We are, therefore, of the opinion that neither the CIR nor its Chief Examiner nor the latter's assistant committed any error in relation to this particular issue under consideration.
Finally, SURICON contends that the order of March 11, 1954 made no award of any kind and that, in fact, it considered the case as "closed and terminated". This is a belated attempt to construe that order differently from what, accordingly to the record and the subsequent conduct of the parties and of the CIR, was the real intention and meaning thereof.
It is to be noted that said order was issued not only as a result of the testimony of SURICON's general superintendent and the statement made in open court by its counsel of record, but also of the following petition made in open court by PLASLU's counsel, Atty. Lumontad, in the course of the hearing held on February 25, 1954: .
ATTY. LUMONTAD:
In answer to the attorney of the respondent in connection with all the demands, except those withdrawn, this representation moves that this Honorable Court to render its decision in accordance with the manifestation and evidence of the attorney of the respondent which petitioner hereby adopts as our own. (Emphasis supplied).
It is quite apparent, We believe, that Atty.

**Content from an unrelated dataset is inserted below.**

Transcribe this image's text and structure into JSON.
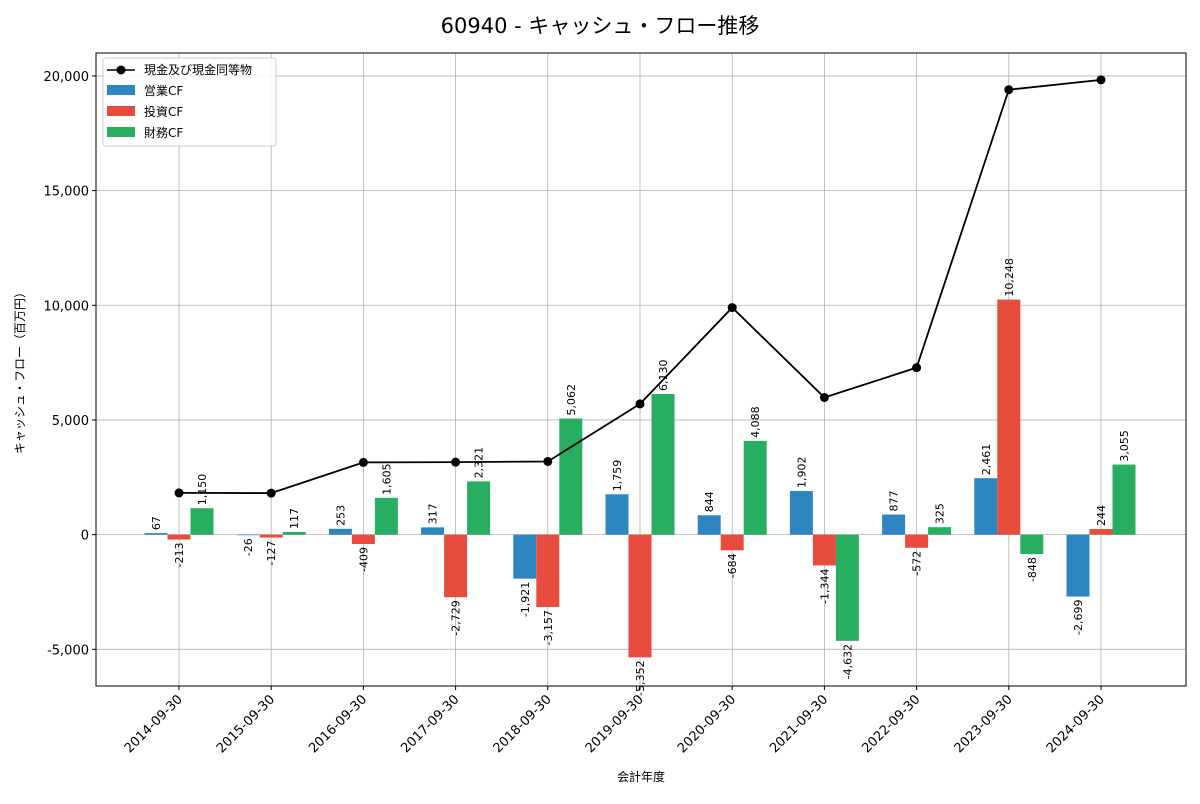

Lumontad prayed for the rendition of a judgment in accordance with the admissions made by SURICON, through its general superintendent and its counsel of record. The contested order, therefore, must be reasonably construed in the light of the foregoing circumstances. As a matter of fact, it was so construed by the CIR and the parties to the case themselves, as demonstrated by the fact that subsequent to the issuance of the aforesaid order of March 11, 1954, PLASLU filed several motions for the CIR to order its Chief Examiner or the latter's assistant to examine SURICON's corporate books etc. and to proceed to make the required computation of the money value of the awards assumed to have been made in the contested order, to which SURICON never objected upon the ground now it relies upon. To the contrary, after the court had granted said motions, the Chief Examiner made the examination and computations required with the active assistance and cooperation of SURICON's representatives.
Moreover, the resolution of the CIR en banc of October 12, 1961 (Annex R attached to the petition under consideration) expressly states that not only the aforesaid order of March 11, 1954 but also that of June 23 of the same year, had been affirmed by the Court en banc and by the Supreme Court. This resolution became final apparently with SURICON's full acquiescence. As it will be remembered, the order of June 23, 1954 directed the Examining Division of the CIR to render a report on the equivalent money value of all the claims or demands of PLASLU, except those which had been withdrawn — obviously to implement the previous order of March 11 of the same year.
WHEREFORE, the order and resolution appealed from being in accordance with law, the same are hereby affirmed, except that the amounts due to each of the employees and laborers of SURICON under the order appealed from should be paid to each of them through whichever duly registered Labor Union they presently belong or to the Union that has a bargaining contract with SURICON. With costs.
Reyes, J.B.L., Makalintal, Zaldivar, Sanchez, Fernando, Capistrano and Barredo, JJ., concur.
Teehankee, J., took no part.
Concepcion, C.J., and Castro, J., are on leave.